Читаем Том 5. Набоб. Сафо полностью

— А кто, по-вашему, Моипавон?.. А Буа-Ландри?.. И даже сам де Мора? И…

Она чуть было не сказала «и Набоб», но удержалась.

— И сколько еще таких!.. Я бы не советовала вам говорить с презрением о богеме… Ваша клиентура модного врача, благороднейший Дженкинс, сплошная богема — богема промышленников, финансистов и политиканов, опустившихся людей с подмоченной репутацией. Они встречаются во всех слоях общества, и чем выше мы поднимаемся, тем их больше, потому что видное положение обеспечивает безнаказанность, а богатство щедро оплачивает молчание. — Она говорила взволнованно, выражение лица у нее было сурово, верхняя губа приподнялась от яростного презрения. Дженкинс, неестественно посмеиваясь, повторял наигранно-непринужденным и снисходительным тоном:

— Ах, бедовая головка! Бедовая головка!

При этом он встревоженно, с умоляющим видом поглядывал на Набоба, словно прося у него извинения за все ее дерзкие выходки.

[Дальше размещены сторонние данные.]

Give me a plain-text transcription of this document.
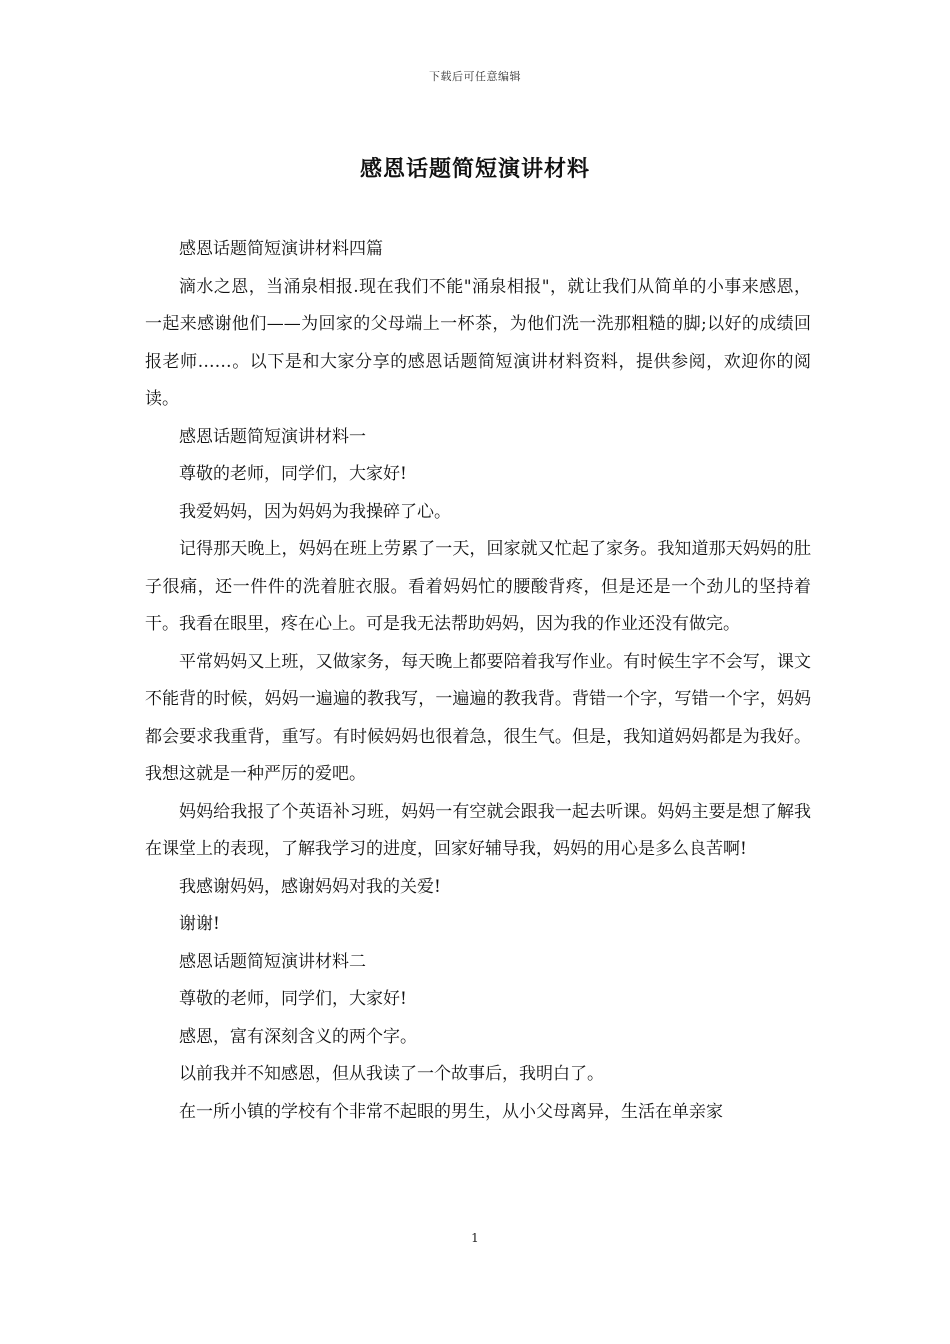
下载后可任意编辑
感恩话题简短演讲材料

感恩话题简短演讲材料四篇

滴水之恩，当涌泉相报.现在我们不能"涌泉相报"，就让我们从简单的小事来感恩，一起来感谢他们——为回家的父母端上一杯茶，为他们洗一洗那粗糙的脚;以好的成绩回报老师……。以下是和大家分享的感恩话题简短演讲材料资料，提供参阅，欢迎你的阅读。

感恩话题简短演讲材料一

尊敬的老师，同学们，大家好!

我爱妈妈，因为妈妈为我操碎了心。

记得那天晚上，妈妈在班上劳累了一天，回家就又忙起了家务。我知道那天妈妈的肚子很痛，还一件件的洗着脏衣服。看着妈妈忙的腰酸背疼，但是还是一个劲儿的坚持着干。我看在眼里，疼在心上。可是我无法帮助妈妈，因为我的作业还没有做完。

平常妈妈又上班，又做家务，每天晚上都要陪着我写作业。有时候生字不会写，课文不能背的时候，妈妈一遍遍的教我写，一遍遍的教我背。背错一个字，写错一个字，妈妈都会要求我重背，重写。有时候妈妈也很着急，很生气。但是，我知道妈妈都是为我好。我想这就是一种严厉的爱吧。

妈妈给我报了个英语补习班，妈妈一有空就会跟我一起去听课。妈妈主要是想了解我在课堂上的表现，了解我学习的进度，回家好辅导我，妈妈的用心是多么良苦啊!

我感谢妈妈，感谢妈妈对我的关爱!

谢谢!

感恩话题简短演讲材料二

尊敬的老师，同学们，大家好!

感恩，富有深刻含义的两个字。

以前我并不知感恩，但从我读了一个故事后，我明白了。

在一所小镇的学校有个非常不起眼的男生，从小父母离异，生活在单亲家

1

Но Жансуле, которого ее слова, казалось, нисколько не задевали, довольный тем, что он позирует красивой художнице, гордясь оказанной ему честью, одобрительно кивал головой.

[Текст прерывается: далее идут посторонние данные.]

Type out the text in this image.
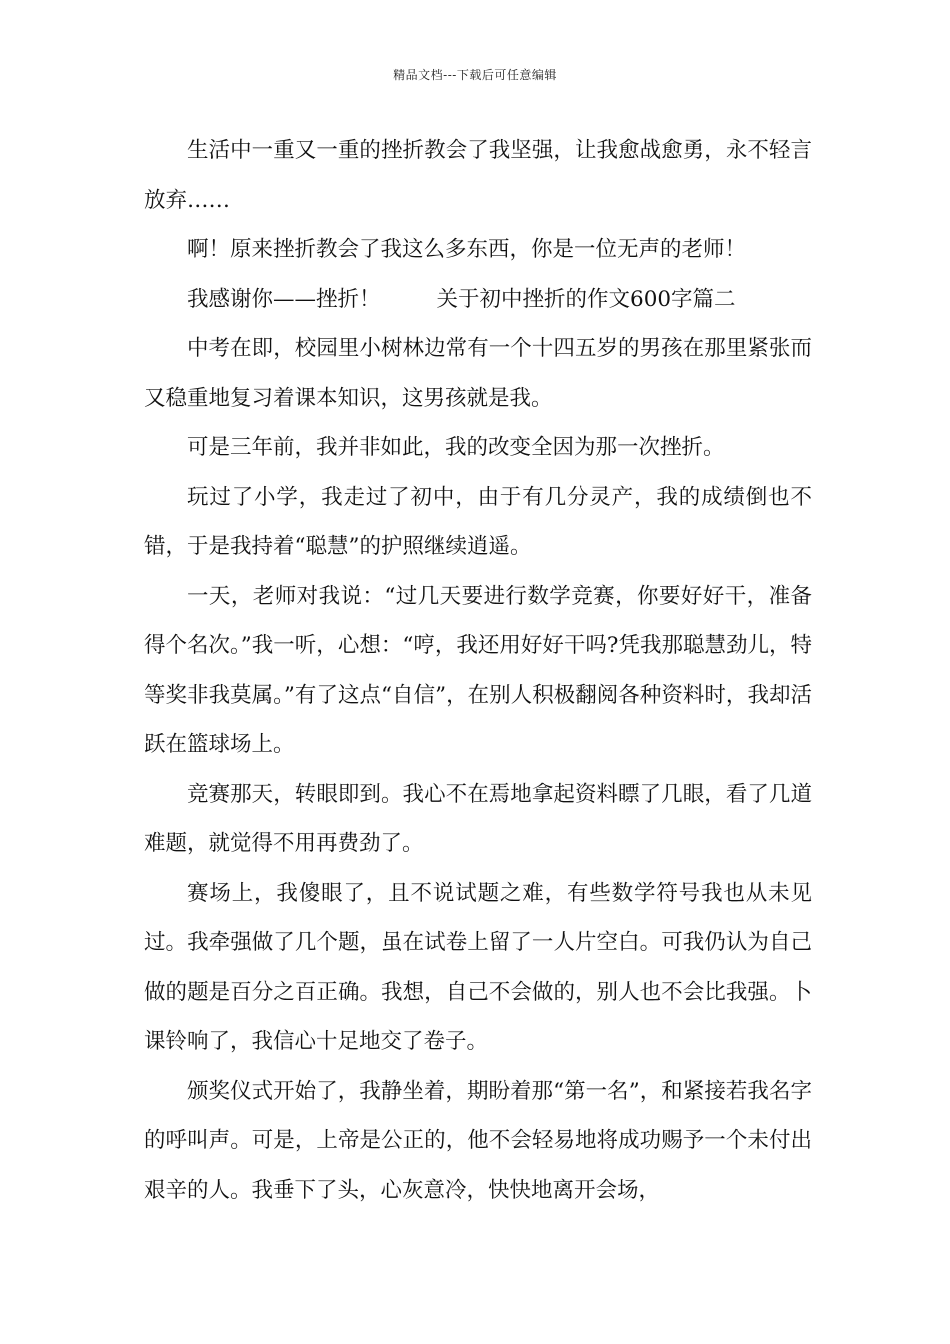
精品文档---下载后可任意编辑

生活中一重又一重的挫折教会了我坚强，让我愈战愈勇，永不轻言放弃……

啊！原来挫折教会了我这么多东西，你是一位无声的老师！

我感谢你——挫折！	关于初中挫折的作文600字篇二

中考在即，校园里小树林边常有一个十四五岁的男孩在那里紧张而又稳重地复习着课本知识，这男孩就是我。

可是三年前，我并非如此，我的改变全因为那一次挫折。

玩过了小学，我走过了初中，由于有几分灵产，我的成绩倒也不错，于是我持着“聪慧”的护照继续逍遥。

一天，老师对我说：“过几天要进行数学竞赛，你要好好干，准备得个名次。”我一听，心想：“哼，我还用好好干吗?凭我那聪慧劲儿，特等奖非我莫属。”有了这点“自信”，在别人积极翻阅各种资料时，我却活跃在篮球场上。

竞赛那天，转眼即到。我心不在焉地拿起资料瞟了几眼，看了几道难题，就觉得不用再费劲了。

赛场上，我傻眼了，且不说试题之难，有些数学符号我也从未见过。我牵强做了几个题，虽在试卷上留了一人片空白。可我仍认为自己做的题是百分之百正确。我想，自己不会做的，别人也不会比我强。卜课铃响了，我信心十足地交了卷子。

颁奖仪式开始了，我静坐着，期盼着那“第一名”，和紧接若我名字的呼叫声。可是，上帝是公正的，他不会轻易地将成功赐予一个未付出艰辛的人。我垂下了头，心灰意冷，快快地离开会场，
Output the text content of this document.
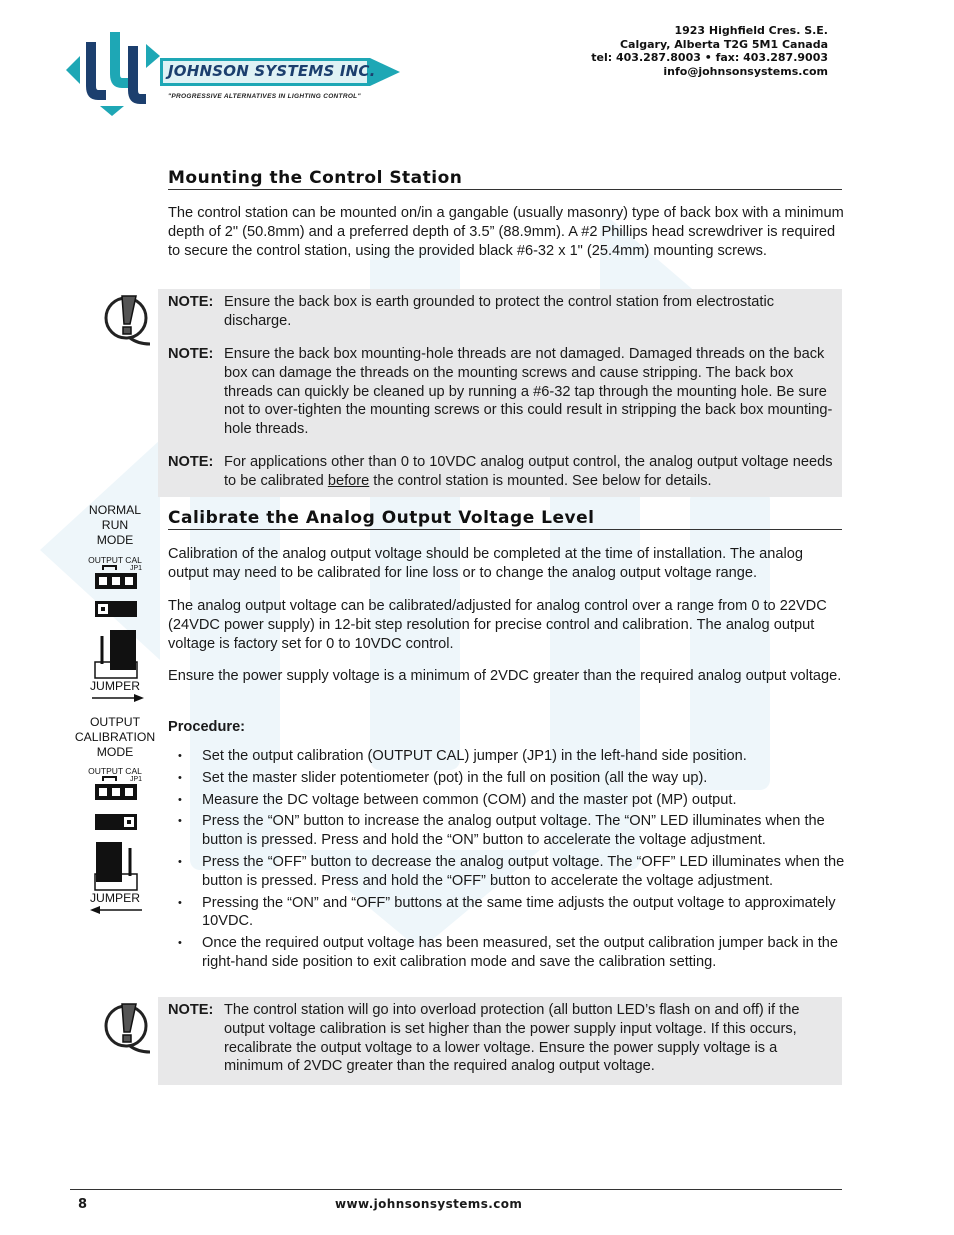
JOHNSON SYSTEMS INC.
"PROGRESSIVE ALTERNATIVES IN LIGHTING CONTROL"
1923 Highfield Cres. S.E.
Calgary, Alberta T2G 5M1 Canada
tel: 403.287.8003 • fax: 403.287.9003
info@johnsonsystems.com
Mounting the Control Station
The control station can be mounted on/in a gangable (usually masonry) type of back box with a minimum depth of 2" (50.8mm) and a preferred depth of 3.5” (88.9mm). A #2 Phillips head screwdriver is required to secure the control station, using the provided black #6-32 x 1" (25.4mm) mounting screws.
NOTE: Ensure the back box is earth grounded to protect the control station from electrostatic discharge.
NOTE: Ensure the back box mounting-hole threads are not damaged. Damaged threads on the back box can damage the threads on the mounting screws and cause stripping. The back box threads can quickly be cleaned up by running a #6-32 tap through the mounting hole. Be sure not to over-tighten the mounting screws or this could result in stripping the back box mounting-hole threads.
NOTE: For applications other than 0 to 10VDC analog output control, the analog output voltage needs to be calibrated before the control station is mounted. See below for details.
Calibrate the Analog Output Voltage Level
Calibration of the analog output voltage should be completed at the time of installation. The analog output may need to be calibrated for line loss or to change the analog output voltage range.
The analog output voltage can be calibrated/adjusted for analog control over a range from 0 to 22VDC (24VDC power supply) in 12-bit step resolution for precise control and calibration. The analog output voltage is factory set for 0 to 10VDC control.
Ensure the power supply voltage is a minimum of 2VDC greater than the required analog output voltage.
Procedure:
• Set the output calibration (OUTPUT CAL) jumper (JP1) in the left-hand side position.
• Set the master slider potentiometer (pot) in the full on position (all the way up).
• Measure the DC voltage between common (COM) and the master pot (MP) output.
• Press the “ON” button to increase the analog output voltage. The “ON” LED illuminates when the button is pressed. Press and hold the “ON” button to accelerate the voltage adjustment.
• Press the “OFF” button to decrease the analog output voltage. The “OFF” LED illuminates when the button is pressed. Press and hold the “OFF” button to accelerate the voltage adjustment.
• Pressing the “ON” and “OFF” buttons at the same time adjusts the output voltage to approximately 10VDC.
• Once the required output voltage has been measured, set the output calibration jumper back in the right-hand side position to exit calibration mode and save the calibration setting.
NOTE: The control station will go into overload protection (all button LED’s flash on and off) if the output voltage calibration is set higher than the power supply input voltage. If this occurs, recalibrate the output voltage to a lower voltage. Ensure the power supply voltage is a minimum of 2VDC greater than the required analog output voltage.
NORMAL
RUN
MODE
OUTPUT CAL
JP1
JUMPER
OUTPUT
CALIBRATION
MODE
OUTPUT CAL
JP1
JUMPER
8	www.johnsonsystems.com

— Она права, Дженкинс, — сказал он, когда Фелиция умолкла. — она права. Настоящие представители богемы — это наши братья. Возьмите, к примеру, меня, возьмите Эмерленга, богатейших дельцов Парижа. Когда я вспоминаю, с чего мы начали, какими только профессиями не занимались, — Эмерленг был полковым маркитантом, а я ради куска хлеба грузил мешки с зерном в марсельском порту, — и благодаря каким чисто случайным удачам мы составили себе состояние, что, впрочем, можно теперь сказать обо всех крупных состояниях… В самом деле, черт побери! Прогуляйтесь-ка между тремя и пятью под колоннадой Биржи… Простите, мадемуазель, с моей привычкой жестикулировать во время разговора я потерял позу… Как нужно сесть? Вот так?..

— Не стоит, — ответила Фелиция, бросая стеку жестом избалованного ребенка. — Сегодня я больше не буду работать.

Странная девушка была эта Фелицня, истинная дочь художника, высокоодаренного и беспорядочного, верного романтическим традициям, каким был Себастьен Рюис. Фелиция не знала матери. Она была плодом мимолетной связи, неожиданно вторгшейся в холостяцкую жизнь скульптора, как ласточка, залетевшая в дом, двери которого всегда открыты, и покидающая его из-за невозможности свить там гнездо.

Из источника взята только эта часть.